Claxton, an engineering and services company in subsea services group Acteon, has been awarded a contract for rigless casing cutting and recovery of seven wells in the Southern North Sea.

Claxton said that the company would work for an undisclosed North Sea operator on unmanned platforms and an additional subsea suspended well.

Work is scheduled to begin in July at the first location, located around 180km off the Yorkshire coast, with work on the second platform, in the Dowsing Fault Zone of the Sothern North Sea, beginning shortly afterward. The combined project length is expected to be around 100 days.

The first NUI scope of work includes the removal of Christmas trees in preparation for the removal of the production tubing, wellhead preparation in readiness to also undertake the sub-mudline multi-conductor/ casing cutting and recovery, and severance and conductor recovery of the suspended subsea well.

Due to limited deck space, work will be conducted as a combined operation using a jack-up lift barge “Julb” and without the use of a drilling rig.

Laura Claxton, managing director of Claxton, said: “We will be using a 150-tonne hydraulic proving jack package, Claxton Double Drilling Units (DDUs) for drilling and pinning and rapid cut bandsaws for cutting the combined multi strings.”

The scope of work on the second platform includes Christmas tree and tubing removal, the supply of blowout preventer (BoP) equipment, and the use of coiled tubing for cement squeezing operations.

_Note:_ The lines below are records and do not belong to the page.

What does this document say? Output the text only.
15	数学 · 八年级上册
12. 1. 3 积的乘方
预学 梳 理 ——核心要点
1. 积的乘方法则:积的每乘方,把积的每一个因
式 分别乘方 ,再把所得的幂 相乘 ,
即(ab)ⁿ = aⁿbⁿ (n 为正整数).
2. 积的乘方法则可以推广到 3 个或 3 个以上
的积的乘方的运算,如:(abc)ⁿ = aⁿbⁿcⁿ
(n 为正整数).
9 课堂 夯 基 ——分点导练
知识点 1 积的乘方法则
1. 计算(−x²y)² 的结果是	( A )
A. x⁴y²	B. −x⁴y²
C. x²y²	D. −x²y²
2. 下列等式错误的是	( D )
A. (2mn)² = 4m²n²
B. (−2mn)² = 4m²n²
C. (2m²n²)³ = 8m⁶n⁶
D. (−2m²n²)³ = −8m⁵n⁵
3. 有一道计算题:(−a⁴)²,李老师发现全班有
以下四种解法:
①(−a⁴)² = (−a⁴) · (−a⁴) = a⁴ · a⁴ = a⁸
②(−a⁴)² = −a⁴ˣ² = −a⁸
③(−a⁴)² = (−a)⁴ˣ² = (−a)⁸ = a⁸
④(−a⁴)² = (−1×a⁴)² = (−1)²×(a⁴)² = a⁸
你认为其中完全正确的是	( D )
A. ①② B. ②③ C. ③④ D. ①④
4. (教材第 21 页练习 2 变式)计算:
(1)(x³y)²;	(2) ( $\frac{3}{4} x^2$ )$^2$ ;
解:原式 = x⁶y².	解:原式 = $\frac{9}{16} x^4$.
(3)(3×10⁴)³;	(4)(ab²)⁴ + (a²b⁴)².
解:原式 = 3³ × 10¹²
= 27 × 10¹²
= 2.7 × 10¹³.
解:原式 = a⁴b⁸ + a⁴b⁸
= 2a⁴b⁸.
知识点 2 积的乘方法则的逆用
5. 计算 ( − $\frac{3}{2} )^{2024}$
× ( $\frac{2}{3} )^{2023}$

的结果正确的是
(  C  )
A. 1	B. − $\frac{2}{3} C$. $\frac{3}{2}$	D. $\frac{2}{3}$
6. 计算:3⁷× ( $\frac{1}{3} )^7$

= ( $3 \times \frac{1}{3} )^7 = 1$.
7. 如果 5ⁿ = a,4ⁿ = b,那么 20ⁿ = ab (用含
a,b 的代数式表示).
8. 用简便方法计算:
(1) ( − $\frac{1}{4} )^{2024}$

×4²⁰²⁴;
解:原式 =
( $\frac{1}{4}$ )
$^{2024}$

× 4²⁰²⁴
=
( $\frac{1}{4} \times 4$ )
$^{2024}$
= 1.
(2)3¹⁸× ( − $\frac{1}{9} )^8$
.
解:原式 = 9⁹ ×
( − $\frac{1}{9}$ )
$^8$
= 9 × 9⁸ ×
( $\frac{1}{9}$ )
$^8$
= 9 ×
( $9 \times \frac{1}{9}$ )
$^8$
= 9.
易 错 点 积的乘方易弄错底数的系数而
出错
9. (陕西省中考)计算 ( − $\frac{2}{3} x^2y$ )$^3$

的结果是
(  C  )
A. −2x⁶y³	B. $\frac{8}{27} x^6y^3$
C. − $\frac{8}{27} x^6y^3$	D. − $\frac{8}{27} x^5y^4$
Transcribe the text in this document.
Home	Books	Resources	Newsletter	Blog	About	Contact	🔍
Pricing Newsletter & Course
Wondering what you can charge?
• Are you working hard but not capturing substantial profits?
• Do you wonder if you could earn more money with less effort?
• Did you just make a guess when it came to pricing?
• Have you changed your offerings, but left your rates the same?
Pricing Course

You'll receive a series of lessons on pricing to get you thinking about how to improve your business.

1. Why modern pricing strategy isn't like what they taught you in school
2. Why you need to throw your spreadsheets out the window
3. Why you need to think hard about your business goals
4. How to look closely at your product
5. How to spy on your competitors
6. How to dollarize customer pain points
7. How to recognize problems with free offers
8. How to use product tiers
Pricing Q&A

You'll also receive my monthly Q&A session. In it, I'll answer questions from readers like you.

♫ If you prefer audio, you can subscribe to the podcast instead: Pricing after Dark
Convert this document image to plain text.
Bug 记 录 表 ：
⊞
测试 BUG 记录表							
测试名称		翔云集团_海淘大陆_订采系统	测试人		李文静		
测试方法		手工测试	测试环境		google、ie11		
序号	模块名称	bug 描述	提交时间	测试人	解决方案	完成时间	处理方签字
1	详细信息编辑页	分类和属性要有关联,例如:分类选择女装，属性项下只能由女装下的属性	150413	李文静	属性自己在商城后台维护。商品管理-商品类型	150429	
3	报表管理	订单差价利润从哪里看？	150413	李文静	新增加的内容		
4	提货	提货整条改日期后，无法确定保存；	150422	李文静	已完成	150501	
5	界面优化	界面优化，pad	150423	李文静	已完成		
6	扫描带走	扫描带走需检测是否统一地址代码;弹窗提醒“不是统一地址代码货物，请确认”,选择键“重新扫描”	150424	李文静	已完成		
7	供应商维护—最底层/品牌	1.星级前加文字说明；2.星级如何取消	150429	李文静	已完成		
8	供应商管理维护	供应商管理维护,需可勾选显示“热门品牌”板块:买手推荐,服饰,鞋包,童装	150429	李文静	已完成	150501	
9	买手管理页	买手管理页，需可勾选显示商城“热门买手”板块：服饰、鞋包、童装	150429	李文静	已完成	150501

Tubing and conductor severance and recovery will be performed using Claxton’s own SABRE abrasive cutting system – 10 feet below the seabed.

Laura Claxton continued: “We have also provided an engineered and aligned solution to reduce the number of slewing operations required by the “Julb” crane with a revision to our existing tubing laydown frame by incorporating a traveling bogie system. The frame and bogie eliminates the need for the crane to slew from the well center while still allowing tubing to be laid out on deck. This saves valuable time on a project.”